Simulations of HIV capsid protein dimerization reveal the effect of chemistry and topography on the mechanism of hydrophobic protein association

TL;DR

This study uses detailed simulations to show how the hydrophobic interactions and surface topography of HIV capsid proteins influence their association, revealing a dewetting transition that can be modulated by mutations.

Contribution

It demonstrates how molecular-level surface features and mutations affect water expulsion and protein association mechanisms, advancing understanding of hydrophobic protein assembly.

Findings

Wild type CA-C proteins stay wet until contact.

Mutations can induce dewetting before contact.

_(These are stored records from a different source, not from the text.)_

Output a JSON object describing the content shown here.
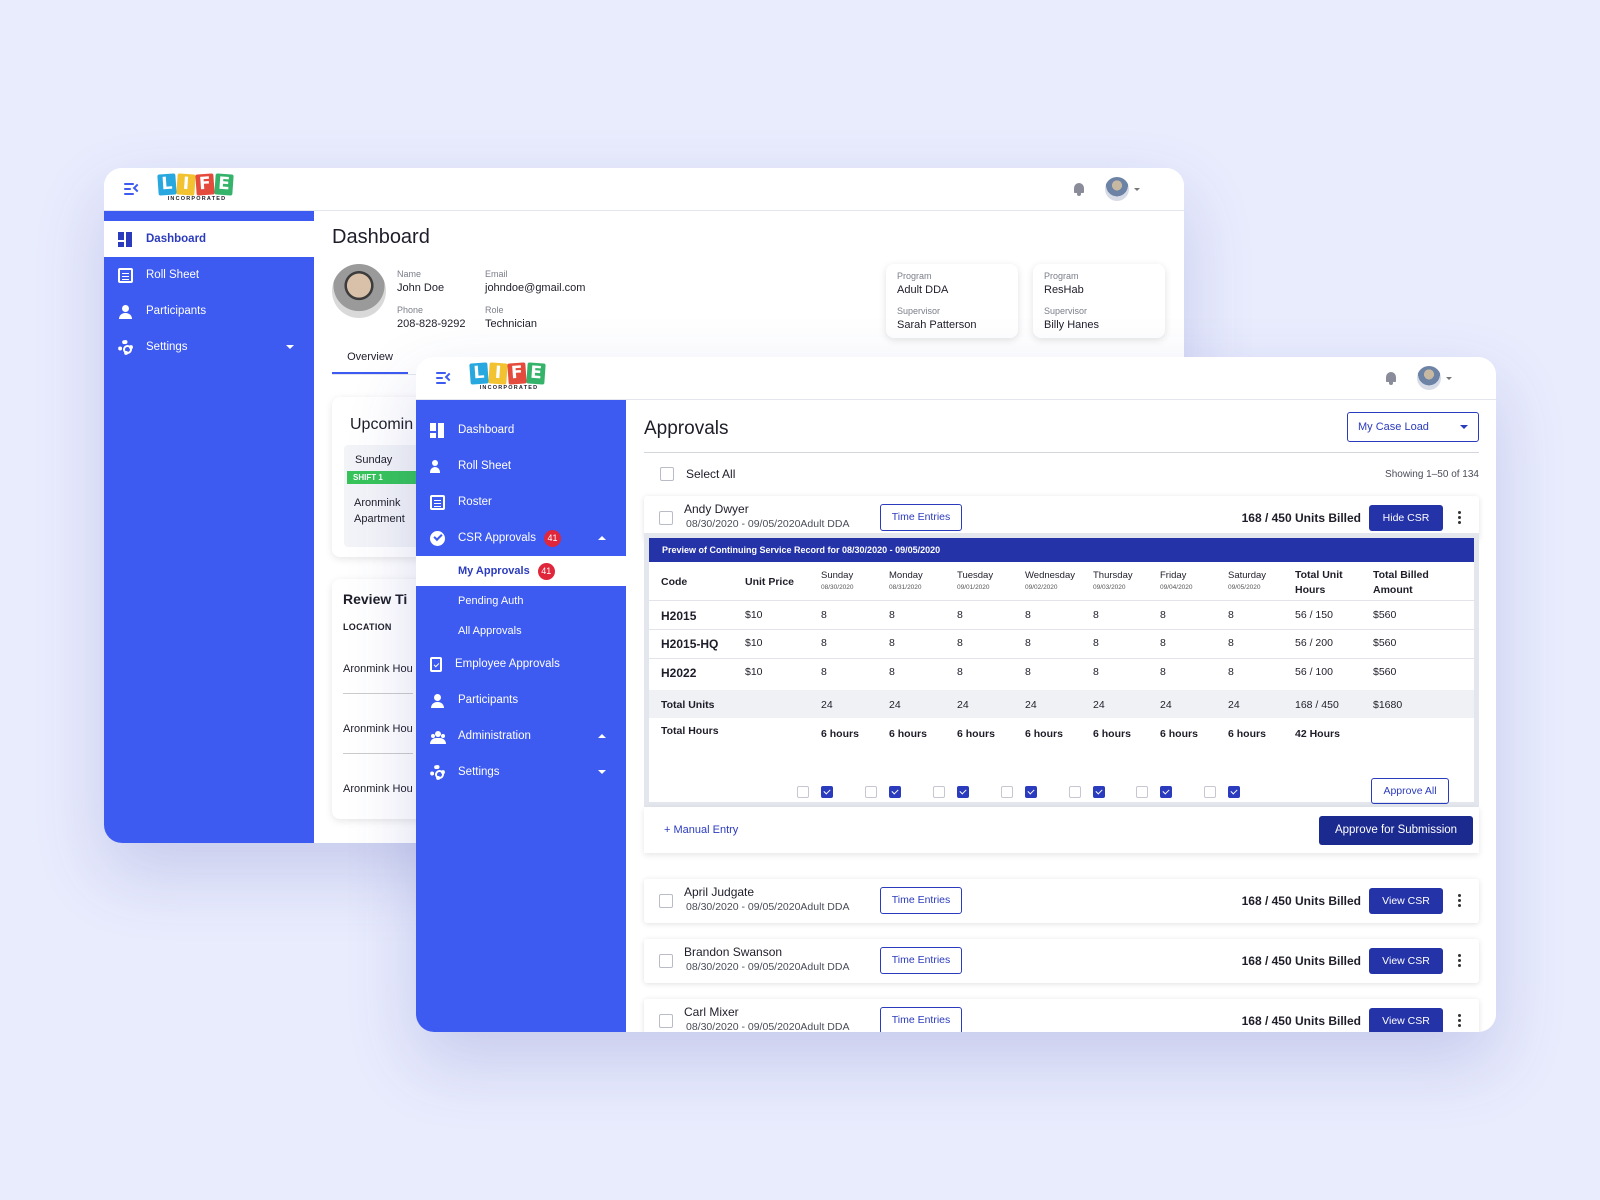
{
  "brand": {
    "letters": [
      "L",
      "I",
      "F",
      "E"
    ],
    "tile_colors": [
      "#29a8e0",
      "#f2c230",
      "#e44b3c",
      "#35b36a"
    ],
    "tagline": "INCORPORATED"
  },
  "colors": {
    "primary": "#3d5af1",
    "navy": "#2433a8",
    "badge": "#e0263b"
  },
  "dashboard": {
    "sidebar": [
      {
        "label": "Dashboard",
        "icon": "dashboard-icon",
        "active": true
      },
      {
        "label": "Roll Sheet",
        "icon": "roll-sheet-icon"
      },
      {
        "label": "Participants",
        "icon": "person-icon"
      },
      {
        "label": "Settings",
        "icon": "gear-icon"
      }
    ],
    "title": "Dashboard",
    "profile": {
      "name_label": "Name",
      "name": "John Doe",
      "email_label": "Email",
      "email": "johndoe@gmail.com",
      "phone_label": "Phone",
      "phone": "208-828-9292",
      "role_label": "Role",
      "role": "Technician"
    },
    "programs": [
      {
        "program_label": "Program",
        "program": "Adult DDA",
        "supervisor_label": "Supervisor",
        "supervisor": "Sarah Patterson"
      },
      {
        "program_label": "Program",
        "program": "ResHab",
        "supervisor_label": "Supervisor",
        "supervisor": "Billy Hanes"
      }
    ],
    "tab": "Overview",
    "upcoming": {
      "title": "Upcomin",
      "day": "Sunday",
      "shift": "SHIFT 1",
      "location": "Aronmink Apartment"
    },
    "review": {
      "title": "Review Ti",
      "col": "LOCATION",
      "rows": [
        "Aronmink Hou",
        "Aronmink Hou",
        "Aronmink Hou"
      ]
    }
  },
  "approvals_window": {
    "sidebar": [
      {
        "label": "Dashboard",
        "icon": "dashboard-icon"
      },
      {
        "label": "Roll Sheet",
        "icon": "person-check-icon"
      },
      {
        "label": "Roster",
        "icon": "roster-icon"
      },
      {
        "label": "CSR Approvals",
        "icon": "check-circle-icon",
        "badge": "41"
      },
      {
        "label": "My Approvals",
        "badge": "41",
        "active": true
      },
      {
        "label": "Pending Auth"
      },
      {
        "label": "All Approvals"
      },
      {
        "label": "Employee Approvals",
        "icon": "document-check-icon"
      },
      {
        "label": "Participants",
        "icon": "person-icon"
      },
      {
        "label": "Administration",
        "icon": "group-icon"
      },
      {
        "label": "Settings",
        "icon": "gear-icon"
      }
    ],
    "title": "Approvals",
    "filter": "My Case Load",
    "select_all": "Select All",
    "showing": "Showing 1–50 of 134",
    "rows": [
      {
        "name": "Andy Dwyer",
        "dates": "08/30/2020 - 09/05/2020Adult DDA",
        "time_entries": "Time Entries",
        "units": "168 / 450 Units Billed",
        "action": "Hide CSR"
      },
      {
        "name": "April Judgate",
        "dates": "08/30/2020 - 09/05/2020Adult DDA",
        "time_entries": "Time Entries",
        "units": "168 / 450 Units Billed",
        "action": "View CSR"
      },
      {
        "name": "Brandon Swanson",
        "dates": "08/30/2020 - 09/05/2020Adult DDA",
        "time_entries": "Time Entries",
        "units": "168 / 450 Units Billed",
        "action": "View CSR"
      },
      {
        "name": "Carl Mixer",
        "dates": "08/30/2020 - 09/05/2020Adult DDA",
        "time_entries": "Time Entries",
        "units": "168 / 450 Units Billed",
        "action": "View CSR"
      }
    ],
    "preview": {
      "title": "Preview of Continuing Service Record  for 08/30/2020 - 09/05/2020",
      "code_header": "Code",
      "price_header": "Unit Price",
      "days": [
        {
          "day": "Sunday",
          "date": "08/30/2020"
        },
        {
          "day": "Monday",
          "date": "08/31/2020"
        },
        {
          "day": "Tuesday",
          "date": "09/01/2020"
        },
        {
          "day": "Wednesday",
          "date": "09/02/2020"
        },
        {
          "day": "Thursday",
          "date": "09/03/2020"
        },
        {
          "day": "Friday",
          "date": "09/04/2020"
        },
        {
          "day": "Saturday",
          "date": "09/05/2020"
        }
      ],
      "total_unit_hours_header": "Total Unit Hours",
      "total_billed_header": "Total Billed Amount",
      "lines": [
        {
          "code": "H2015",
          "price": "$10",
          "days": [
            "8",
            "8",
            "8",
            "8",
            "8",
            "8",
            "8"
          ],
          "unit_hours": "56 / 150",
          "billed": "$560"
        },
        {
          "code": "H2015-HQ",
          "price": "$10",
          "days": [
            "8",
            "8",
            "8",
            "8",
            "8",
            "8",
            "8"
          ],
          "unit_hours": "56 / 200",
          "billed": "$560"
        },
        {
          "code": "H2022",
          "price": "$10",
          "days": [
            "8",
            "8",
            "8",
            "8",
            "8",
            "8",
            "8"
          ],
          "unit_hours": "56 / 100",
          "billed": "$560"
        }
      ],
      "total_units": {
        "label": "Total Units",
        "days": [
          "24",
          "24",
          "24",
          "24",
          "24",
          "24",
          "24"
        ],
        "unit_hours": "168 / 450",
        "billed": "$1680"
      },
      "total_hours": {
        "label": "Total Hours",
        "days": [
          "6 hours",
          "6 hours",
          "6 hours",
          "6 hours",
          "6 hours",
          "6 hours",
          "6 hours"
        ],
        "total": "42 Hours"
      },
      "approve_all": "Approve All"
    },
    "manual_entry": "+ Manual Entry",
    "submit": "Approve for Submission"
  }
}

Surface topography influences dewetting and association.

Abstract

Recent work has shown that the hydrophobic protein surfaces in aqueous solution sit near a drying transition. The tendency for these surfaces to expel water from their vicinity leads to self assembly of macromolecular complexes. In this article we show with a realistic model for a biologically pertinent system how this phenomenon appears at the molecular level. We focus on the association of the C-terminal domain (CA-C) of the human immunodeficiency virus (HIV) capsid protein. By combining all-atom simulations with specialized sampling techniques we measure the water density distribution during the approach of two CA-C proteins as a function of separation and amino acid sequence in the interfacial region. The simulations demonstrate that CA-C protein-protein interactions sit at the edge of a dewetting transition and that this mesoscopic manifestation of the underlying liquid-vapor phase transition can be readily manipulated by biology or protein engineering to significantly affect association behavior. While the wild type protein remains wet until contact, we identify a set of in silico mutations, in which three hydrophilic amino acids are replaced with nonpolar residues, that leads to dewetting prior to association. The existence of dewetting depends on the size and relative locations of substituted residues separated by nm length scales, indicating long range cooperativity and a sensitivity to surface topography. These observations identify important details which are missing from descriptions of protein association based on buried hydrophobic surface area.